Zorneding – Wie schon in den beiden Bänden „Number One in Niederbayern“ und „Wunderbares Griechenland“ kämpft der liebenswerte Pensionär Kramer mit dem albanischen Bösewicht Dr. G.. Kramer kommt sogar in Schutzhaft, weil Dr. G. ihm ans Leben will. Oder doch nicht? Jedenfalls steht am Ende die Frage: Gelingt es Dr. G., Kramer zu erschießen? Bis es soweit ist, ereignen sich lauter skurrile Geschichten, die der Autor manchmal aus seinem Erlebten erzählt, manchmal frei erfindet. Was steckt zum Beispiel hinter der Geschichte vom Oberstaatsanwalt, der eines Tages mit einer Pistole in der Hand im Friseursalon erschien – weil ein Kopfgeld von einer Million Euro auf ihn ausgesetzt war? „Tatsächlich so geschehen“, versichert der Autor.

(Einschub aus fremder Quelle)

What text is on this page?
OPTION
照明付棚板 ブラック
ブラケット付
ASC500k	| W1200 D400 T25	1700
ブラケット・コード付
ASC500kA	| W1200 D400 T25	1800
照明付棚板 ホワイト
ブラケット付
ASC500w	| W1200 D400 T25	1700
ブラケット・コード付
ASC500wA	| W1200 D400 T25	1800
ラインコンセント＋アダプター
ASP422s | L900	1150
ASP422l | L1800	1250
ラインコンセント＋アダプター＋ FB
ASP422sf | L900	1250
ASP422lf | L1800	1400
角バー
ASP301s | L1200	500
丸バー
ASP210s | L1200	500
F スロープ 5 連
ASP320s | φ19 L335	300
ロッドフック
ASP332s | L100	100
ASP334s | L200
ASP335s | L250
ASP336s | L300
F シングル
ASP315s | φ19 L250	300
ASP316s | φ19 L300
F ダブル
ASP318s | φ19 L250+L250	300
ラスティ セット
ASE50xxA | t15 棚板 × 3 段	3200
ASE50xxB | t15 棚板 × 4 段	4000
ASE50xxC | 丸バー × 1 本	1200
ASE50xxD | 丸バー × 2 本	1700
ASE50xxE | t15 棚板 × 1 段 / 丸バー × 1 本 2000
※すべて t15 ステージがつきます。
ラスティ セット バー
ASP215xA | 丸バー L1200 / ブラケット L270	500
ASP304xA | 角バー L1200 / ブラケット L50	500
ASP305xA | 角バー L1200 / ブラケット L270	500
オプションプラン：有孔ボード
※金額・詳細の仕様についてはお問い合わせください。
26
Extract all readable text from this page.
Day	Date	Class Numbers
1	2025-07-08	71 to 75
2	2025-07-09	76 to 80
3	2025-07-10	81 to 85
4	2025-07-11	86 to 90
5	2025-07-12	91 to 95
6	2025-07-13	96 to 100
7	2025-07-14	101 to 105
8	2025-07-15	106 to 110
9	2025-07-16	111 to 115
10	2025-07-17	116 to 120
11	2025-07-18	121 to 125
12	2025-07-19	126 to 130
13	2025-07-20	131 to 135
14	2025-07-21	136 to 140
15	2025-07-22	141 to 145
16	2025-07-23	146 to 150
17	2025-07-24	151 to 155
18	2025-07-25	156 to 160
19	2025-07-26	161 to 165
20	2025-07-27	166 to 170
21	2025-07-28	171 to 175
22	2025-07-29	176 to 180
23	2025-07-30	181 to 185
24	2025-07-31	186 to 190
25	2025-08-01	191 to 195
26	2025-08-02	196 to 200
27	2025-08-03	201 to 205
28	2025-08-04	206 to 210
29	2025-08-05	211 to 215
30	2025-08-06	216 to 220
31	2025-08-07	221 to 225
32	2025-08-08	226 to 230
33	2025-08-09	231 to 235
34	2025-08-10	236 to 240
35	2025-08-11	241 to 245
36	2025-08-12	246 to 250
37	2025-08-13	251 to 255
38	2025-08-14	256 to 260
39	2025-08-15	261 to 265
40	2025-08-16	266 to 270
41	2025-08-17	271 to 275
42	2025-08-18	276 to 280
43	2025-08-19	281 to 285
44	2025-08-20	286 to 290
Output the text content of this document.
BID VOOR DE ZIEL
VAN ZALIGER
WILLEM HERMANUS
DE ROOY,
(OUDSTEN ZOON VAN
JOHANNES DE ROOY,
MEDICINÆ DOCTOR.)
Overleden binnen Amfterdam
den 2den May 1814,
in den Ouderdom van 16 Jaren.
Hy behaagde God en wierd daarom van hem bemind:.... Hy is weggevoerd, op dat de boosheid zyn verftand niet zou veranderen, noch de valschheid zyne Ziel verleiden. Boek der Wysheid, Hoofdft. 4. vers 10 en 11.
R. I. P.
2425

„Kann sein, dass ich das alles aus Geltungssucht mache“, sagt Dietmar Gschrey. „Aber ich habe doch immer schon gerne Geschichten erzählt.“ Stundenlang hat er in dunklen Winternächten so seiner Familie die Zeit vertrieben, immer wieder Neues und Spannendes erfunden. Dietmar Gschrey war erst Feinmechaniker, dann Lehrer. Da konnte er seinen Schülern was erzählen. Später dann auch Lehrkräften. Als das Publikum nach seiner Pensionierung ausblieb, setzte sich Gschrey an den Schreibtisch und schrieb seine Geschichten einfach auf.

2007 erschien der erste Michael-Kramer-Kriminalroman, 2009 folgte der zweite Band und jetzt, 2017, der dritte und sicherlich eigenartigste. „Mag sein, dass das Werk ein wenig manieriert geworden ist“, sagt der Autor. „Aber wer das Vorwort liest, wird mit dem Buch top klarkommen.“ Gschrey hat ein wenig experimentiert. Aus einem Erzähler wird ein Kollektiv, das sich in verschiedene Ichs auflöst. Unverständlich? „Nein!“, sagt Gschrey, der eine Leidenschaft für die Ergebnisse der Hirnforschung entwickelt hat und damit in seinem neuen Roman spielt. Und er fügt hinzu: „Man darf sich nur nicht wundern!“

Nach dem niederbayerischen Rottal, wo sich Geschrey während des Krieges aufhielt, und Griechenland, wo die Familie ein Ferienhaus besitzt, hat der Autor den letzten Teil der Kramer-Trilogie zum großen Teil im Münchner Osten angesiedelt, also daheim. Ob der rührige Kramer aber überhaupt dorthin zurückkehren kann, bleibt hier und jetzt offen.